One protester was heard suggesting they should be kept at Chernobyl, the site of the world’s worst nuclear disaster in 1986. Another suggested taking them to parliament, while another said Zelenskiy, Ukraine’s president, should house them himself if he really believed there was no danger.
“This is what I am telling him, telling the president: ‘Take 10 people, then I will take two,’” a man called Yuriy, who did not give his last name, said.
Nine police and one civilian were hospitalised, regional police said in a statement.
More than 10 protesters were detained, and Ukraine’s interior minister, Arsen Avakov, visited the site of the skirmishes to try to calm the crowd down. He urged the protesters “not to fall for provocations and be understanding of the necessity for these temporary measures”.
“The situation is rather heated,” Poltava’s regional police spokesman Yuri Sulayev said.
President Volodymyr Zelenskiy also weighed in, saying the protests showed “not the best side of our character”. In a statement on his Facebook page, Zelenskiy said the authorities had done everything possible to make sure the virus would not spread to Ukraine.
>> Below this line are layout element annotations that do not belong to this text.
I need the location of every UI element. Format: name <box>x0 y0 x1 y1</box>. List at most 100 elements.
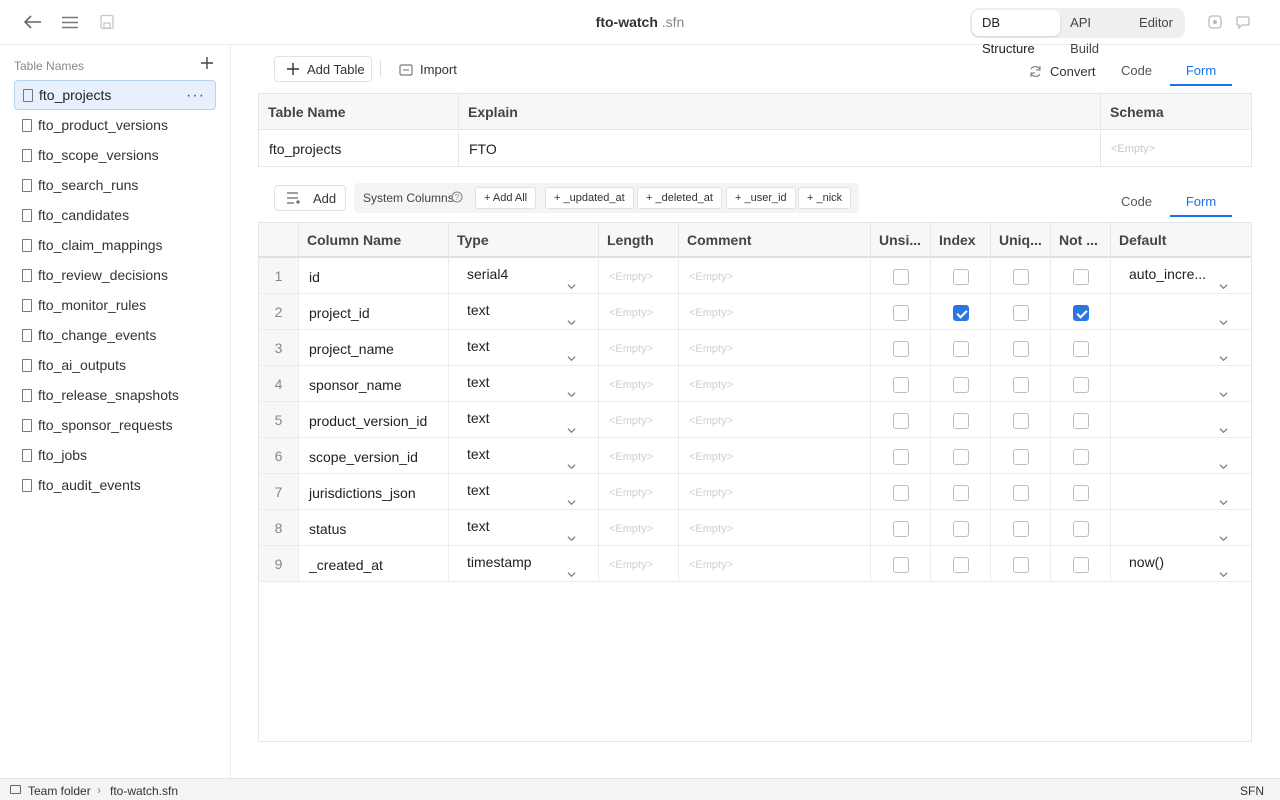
sidebar-item-fto-ai-outputs[interactable]: fto_ai_outputs <box>14 350 216 380</box>
tab-db-structure[interactable]: DB Structure <box>972 10 1061 56</box>
comment-input[interactable]: <Empty> <box>679 438 871 473</box>
unique-checkbox[interactable] <box>1013 449 1029 465</box>
unique-checkbox[interactable] <box>1013 413 1029 429</box>
column-name-input[interactable]: jurisdictions_json <box>299 474 449 509</box>
comment-input[interactable]: <Empty> <box>679 546 871 581</box>
unsigned-checkbox[interactable] <box>893 521 909 537</box>
tab-columns-form[interactable]: Form <box>1170 187 1232 217</box>
comment-icon[interactable] <box>1232 11 1254 33</box>
comment-input[interactable]: <Empty> <box>679 330 871 365</box>
type-select[interactable]: text <box>449 402 599 437</box>
not-null-checkbox[interactable] <box>1073 557 1089 573</box>
not-null-checkbox[interactable] <box>1073 413 1089 429</box>
unsigned-checkbox[interactable] <box>893 377 909 393</box>
type-select[interactable]: text <box>449 366 599 401</box>
not-null-checkbox[interactable] <box>1073 269 1089 285</box>
length-input[interactable]: <Empty> <box>599 474 679 509</box>
not-null-checkbox[interactable] <box>1073 449 1089 465</box>
default-select[interactable] <box>1111 330 1251 365</box>
unique-checkbox[interactable] <box>1013 305 1029 321</box>
add-nick-chip[interactable]: + _nick <box>798 187 852 209</box>
index-checkbox[interactable] <box>953 305 969 321</box>
index-checkbox[interactable] <box>953 341 969 357</box>
breadcrumb-folder[interactable]: Team folder <box>28 784 91 798</box>
add-table-plus-icon[interactable] <box>200 56 216 72</box>
not-null-checkbox[interactable] <box>1073 341 1089 357</box>
not-null-checkbox[interactable] <box>1073 377 1089 393</box>
tab-form[interactable]: Form <box>1170 56 1232 86</box>
not-null-checkbox[interactable] <box>1073 305 1089 321</box>
unique-checkbox[interactable] <box>1013 521 1029 537</box>
sidebar-item-fto-release-snapshots[interactable]: fto_release_snapshots <box>14 380 216 410</box>
sidebar-item-fto-monitor-rules[interactable]: fto_monitor_rules <box>14 290 216 320</box>
table-name-input[interactable]: fto_projects <box>259 131 459 167</box>
type-select[interactable]: text <box>449 438 599 473</box>
index-checkbox[interactable] <box>953 449 969 465</box>
more-options-icon[interactable]: ··· <box>186 87 205 105</box>
add-column-button[interactable]: Add <box>274 185 346 211</box>
sidebar-item-fto-candidates[interactable]: fto_candidates <box>14 200 216 230</box>
default-select[interactable] <box>1111 510 1251 545</box>
default-select[interactable]: auto_incre... <box>1111 258 1251 293</box>
sidebar-item-fto-review-decisions[interactable]: fto_review_decisions <box>14 260 216 290</box>
tab-columns-code[interactable]: Code <box>1110 187 1163 217</box>
sidebar-item-fto-claim-mappings[interactable]: fto_claim_mappings <box>14 230 216 260</box>
index-checkbox[interactable] <box>953 521 969 537</box>
index-checkbox[interactable] <box>953 413 969 429</box>
comment-input[interactable]: <Empty> <box>679 366 871 401</box>
default-select[interactable] <box>1111 474 1251 509</box>
length-input[interactable]: <Empty> <box>599 258 679 293</box>
index-checkbox[interactable] <box>953 557 969 573</box>
default-select[interactable]: now() <box>1111 546 1251 581</box>
convert-button[interactable]: Convert <box>1029 64 1096 79</box>
comment-input[interactable]: <Empty> <box>679 402 871 437</box>
length-input[interactable]: <Empty> <box>599 546 679 581</box>
comment-input[interactable]: <Empty> <box>679 510 871 545</box>
sidebar-item-fto-jobs[interactable]: fto_jobs <box>14 440 216 470</box>
sidebar-item-fto-product-versions[interactable]: fto_product_versions <box>14 110 216 140</box>
add-updated-at-chip[interactable]: + _updated_at <box>545 187 634 209</box>
unique-checkbox[interactable] <box>1013 485 1029 501</box>
default-select[interactable] <box>1111 366 1251 401</box>
unsigned-checkbox[interactable] <box>893 269 909 285</box>
unique-checkbox[interactable] <box>1013 269 1029 285</box>
import-button[interactable]: Import <box>399 62 457 77</box>
length-input[interactable]: <Empty> <box>599 510 679 545</box>
default-select[interactable] <box>1111 438 1251 473</box>
sidebar-item-fto-sponsor-requests[interactable]: fto_sponsor_requests <box>14 410 216 440</box>
not-null-checkbox[interactable] <box>1073 521 1089 537</box>
type-select[interactable]: text <box>449 330 599 365</box>
unique-checkbox[interactable] <box>1013 557 1029 573</box>
index-checkbox[interactable] <box>953 377 969 393</box>
help-icon[interactable]: ? <box>451 191 463 203</box>
not-null-checkbox[interactable] <box>1073 485 1089 501</box>
unsigned-checkbox[interactable] <box>893 413 909 429</box>
length-input[interactable]: <Empty> <box>599 294 679 329</box>
type-select[interactable]: serial4 <box>449 258 599 293</box>
unique-checkbox[interactable] <box>1013 341 1029 357</box>
sidebar-item-fto-audit-events[interactable]: fto_audit_events <box>14 470 216 500</box>
default-select[interactable] <box>1111 402 1251 437</box>
comment-input[interactable]: <Empty> <box>679 294 871 329</box>
column-name-input[interactable]: id <box>299 258 449 293</box>
sidebar-item-fto-search-runs[interactable]: fto_search_runs <box>14 170 216 200</box>
tab-code[interactable]: Code <box>1110 56 1163 86</box>
default-select[interactable] <box>1111 294 1251 329</box>
unsigned-checkbox[interactable] <box>893 341 909 357</box>
unsigned-checkbox[interactable] <box>893 305 909 321</box>
length-input[interactable]: <Empty> <box>599 402 679 437</box>
index-checkbox[interactable] <box>953 485 969 501</box>
column-name-input[interactable]: sponsor_name <box>299 366 449 401</box>
add-all-chip[interactable]: + Add All <box>475 187 537 209</box>
sidebar-item-fto-scope-versions[interactable]: fto_scope_versions <box>14 140 216 170</box>
breadcrumb-file[interactable]: fto-watch.sfn <box>110 784 178 798</box>
add-deleted-at-chip[interactable]: + _deleted_at <box>637 187 722 209</box>
type-select[interactable]: text <box>449 294 599 329</box>
unsigned-checkbox[interactable] <box>893 485 909 501</box>
column-name-input[interactable]: _created_at <box>299 546 449 581</box>
sidebar-item-fto-projects[interactable]: fto_projects ··· <box>14 80 216 110</box>
add-user-id-chip[interactable]: + _user_id <box>726 187 796 209</box>
column-name-input[interactable]: product_version_id <box>299 402 449 437</box>
comment-input[interactable]: <Empty> <box>679 258 871 293</box>
column-name-input[interactable]: scope_version_id <box>299 438 449 473</box>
“But there is another danger that I would like to mention. The danger of forgetting that we are all human and we are all Ukrainian,” he said.
Municipal legislators in the village vowed to continue opposing the evacuation, saying that the sanitarium’s sewage system was linked to the one in the village and ends up in a nearby waste facility.
“We can’t allow putting the health and life of local residents at risk, and demand that top officials take urgent moves to prevent people from China from being put here,” they said in a statement.
Amid the clashes between local residents and police, Ukraine’s prime minister, Oleksiy Honcharuk, said he would immediately fly to the site to oversee matters personally.
A plane with 45 Ukrainians and 27 foreign nationals took off from Wuhan early on Thursday, the origin of the outbreak that has infected more than 75,000 people worldwide and killed over 2,100.
Those evacuated included nationals from Belarus, Kazakhstan, Argentina, Ecuador, Costa Rica, the Dominican Republic and Panama.